PC使えぬ人物のサイバー担当相起用は「システムエラー」

 日本でも大きな話題になったが、サイバーセキュリティ基本法改正案の担当閣僚である桜田義孝五輪担当相が、衆院内閣委員会で「自分でパソコンを打つことはありません」と話したことで、大きな話題になった。こんな悪い冗談のような話を海外メディアはこぞって記事にし、英ガーディアンは、「システムエラー」であると見事なタイトルで報じている。

 だが感心している場合ではない。世界的に「日本のサイバー政策トップはパソコンを使うことすらできない」と知れ渡ったのである。もっとも、当の本人はメディアに「いいか悪いかは別として、有名になったんじゃないか」と語ったと報じられている。まさに開いた口が塞がらない。

内閣委員会でサイバーセキュリティー法改正についての質疑に対し答弁に臨む桜田義孝五輪相(写真:日刊現代/アフロ)

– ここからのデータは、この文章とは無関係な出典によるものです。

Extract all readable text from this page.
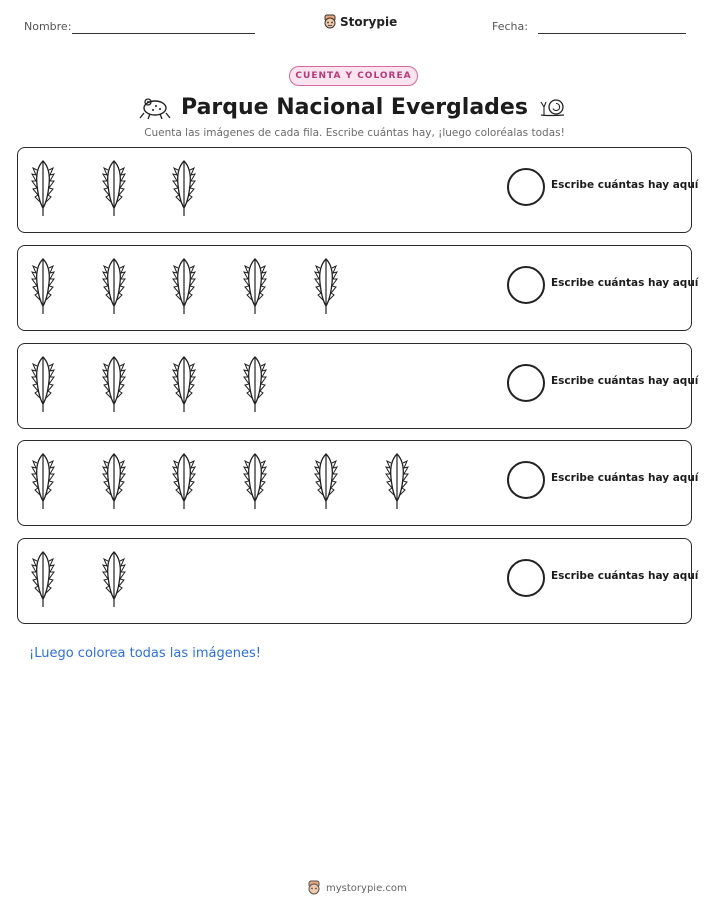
Nombre:	Storypie	Fecha:
CUENTA Y COLOREA
Parque Nacional Everglades
Cuenta las imágenes de cada fila. Escribe cuántas hay, ¡luego coloréalas todas!
Escribe cuántas hay aquí
Escribe cuántas hay aquí
Escribe cuántas hay aquí
Escribe cuántas hay aquí
Escribe cuántas hay aquí
¡Luego colorea todas las imágenes!
mystorypie.com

 ただこうした桜田大臣の騒動を見ていて、ならば諸外国のサイバーセキュリティ担当の責任者たちは優れているのかと疑問を抱く人もいるはずだ。サイバーセキュリティ分野で政府や軍の責任者を見てみると諸外国の事情はどうなのか。

 米国で著名なサイバーセキュリティ専門のジャーナリストであるキム・ゼッターは、桜田大臣に関するワシントン・ポスト紙の記事をリツイートし、こうメッセージを添えている。「暗号化やサイバーセキュリティなどの政策を担当する米連邦議員の多くが電子メールやスマホを使わないのと大して変わらない」

 ただこう言ってしまえば、世界中の多くの議員たちにも当てはまってしまうはずで元も子もないし、日本の閣僚になるようなベテラン政治家も多くはそうではないだろうか。また他の分野でも状況は似たようなものだろう。またドナルド・トランプ大統領もパソコンを使わないという指摘もあるが、そもそもトランプや日本の安倍晋三首相も担当閣僚ではないので、彼らを責めるのは筋が違うだろう。